Is This Going to Be a Forex Race to the Top?

At the worst of the Great Recession the US Federal Reserve started a policy known as quantitative easing (QE). They purchased huge quantities of bonds and lowered interest rates. This has been credited with saving the US economy from sliding into a prolonged depression. Europe was slow to react moving to austerity measures first which brought on a worsened recession. But the European Central Bank later followed the Fed’s lead as did other central banks around the world. The resulting period of extremely low to even negative interest rates drove down the dollar and then other currencies as central banks followed the Fed’s lead. But now that economies are growing, central banks across the globe are unwinding their QE policies by raising rates and in the case of the Fed letting bonds come due and depositing the money back in the US treasury. Now the previous Forex race to the bottom is turning into a Forex race to the top. How will this turn out?

Results of Monetary Tightening

Bloomberg reports that U.S. stocks are down and there is a bond rout due to central bank unwinding policies.

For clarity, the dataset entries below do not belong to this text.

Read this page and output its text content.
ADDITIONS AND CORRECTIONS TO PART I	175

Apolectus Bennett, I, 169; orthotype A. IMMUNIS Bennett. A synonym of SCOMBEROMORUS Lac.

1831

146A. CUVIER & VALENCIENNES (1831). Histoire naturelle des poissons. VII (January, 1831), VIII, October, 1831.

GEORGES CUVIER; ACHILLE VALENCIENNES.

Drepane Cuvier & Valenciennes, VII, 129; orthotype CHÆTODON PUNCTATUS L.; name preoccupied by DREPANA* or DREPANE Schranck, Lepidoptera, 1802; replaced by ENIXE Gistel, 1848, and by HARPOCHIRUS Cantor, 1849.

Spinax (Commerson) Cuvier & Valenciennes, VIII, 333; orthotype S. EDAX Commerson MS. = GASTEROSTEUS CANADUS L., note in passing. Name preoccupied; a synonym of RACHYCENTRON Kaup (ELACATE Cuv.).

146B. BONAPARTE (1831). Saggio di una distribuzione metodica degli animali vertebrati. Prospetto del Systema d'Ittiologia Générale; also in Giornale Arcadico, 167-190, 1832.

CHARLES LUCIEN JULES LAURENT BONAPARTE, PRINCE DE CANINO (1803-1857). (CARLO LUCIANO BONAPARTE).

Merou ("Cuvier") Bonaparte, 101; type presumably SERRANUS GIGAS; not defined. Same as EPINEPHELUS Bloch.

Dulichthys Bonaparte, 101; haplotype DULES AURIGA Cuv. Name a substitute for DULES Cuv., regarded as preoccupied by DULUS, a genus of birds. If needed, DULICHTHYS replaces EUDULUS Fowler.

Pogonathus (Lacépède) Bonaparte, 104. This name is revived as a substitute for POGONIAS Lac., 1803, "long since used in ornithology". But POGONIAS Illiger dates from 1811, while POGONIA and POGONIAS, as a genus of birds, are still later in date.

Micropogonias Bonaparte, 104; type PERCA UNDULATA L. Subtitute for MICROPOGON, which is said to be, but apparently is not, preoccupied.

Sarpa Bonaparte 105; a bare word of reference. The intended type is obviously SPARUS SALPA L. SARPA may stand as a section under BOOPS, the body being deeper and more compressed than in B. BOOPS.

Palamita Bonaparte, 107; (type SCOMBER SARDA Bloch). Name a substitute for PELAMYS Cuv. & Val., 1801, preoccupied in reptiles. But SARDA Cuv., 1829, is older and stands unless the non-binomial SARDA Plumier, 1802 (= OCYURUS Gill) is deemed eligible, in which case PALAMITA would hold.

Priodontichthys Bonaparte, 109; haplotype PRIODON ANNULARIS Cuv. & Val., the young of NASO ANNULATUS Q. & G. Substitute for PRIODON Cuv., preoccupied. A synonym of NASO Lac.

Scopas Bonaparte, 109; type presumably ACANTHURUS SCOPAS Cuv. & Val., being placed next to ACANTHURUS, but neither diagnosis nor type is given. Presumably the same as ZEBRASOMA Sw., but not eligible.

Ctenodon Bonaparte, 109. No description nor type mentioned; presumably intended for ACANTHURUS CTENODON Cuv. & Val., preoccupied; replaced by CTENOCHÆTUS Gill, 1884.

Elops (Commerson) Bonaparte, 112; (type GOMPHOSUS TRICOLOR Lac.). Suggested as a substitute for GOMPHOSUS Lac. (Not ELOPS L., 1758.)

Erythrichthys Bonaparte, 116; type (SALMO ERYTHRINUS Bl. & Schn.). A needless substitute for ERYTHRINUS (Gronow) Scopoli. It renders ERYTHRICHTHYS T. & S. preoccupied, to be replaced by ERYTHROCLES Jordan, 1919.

The hawkish tone from developed-nation central banks continued to roil financial markets, with U.S. stocks falling the most in seven weeks, Treasury yields rising to levels last seen in May and crude settling below $46 a barrel.

The 10-year yield climbed to 2.37 percent, with DoubleLine Capital’s Chief Executive Officer Jeffrey Gundlach saying the selling has only just begun. The S&P 500 Index closed below its 50-day moving average for the first time in seven weeks, with yield-sensitive shares leading losses. The dollar weakened following a private report that showed the pace of U.S. hiring moderated before Friday’s government payrolls data. The yield on benchmark German bunds hit the highest since January 2016.

Higher interest rates make money more expensive and this typically has a dampening effect on business. How will this affect stocks and the US dollar?


Market Watch reports that U.S. stocks closed sharply lower.

U.S. stocks closed lower Thursday as investors continued to rotate out of battered technology names. A combination of geopolitical jitters and growing signs that global central banks are inching closer to unwinding policies that have helped to support both stocks and government bonds is also weighing on the broader market.

A round of economic data, including readings on private-sector payrolls and weekly layoffs, did little to soothe worries about the expected muted pace of the Federal Reserve’s policy plans.

US Dollar

Business Insider reports that the US dollar and stocks both fall as treasury yield go up.

Stocks around the world fell and U.S. Treasury yields rose on Thursday while the euro gained on the U.S. dollar after minutes from the European Central Bank’s latest meeting showed it could be open to scrapping its bond-buying pledge.

The winner of the Forex race to the top will be the country that unwinds their monetary policy fastest.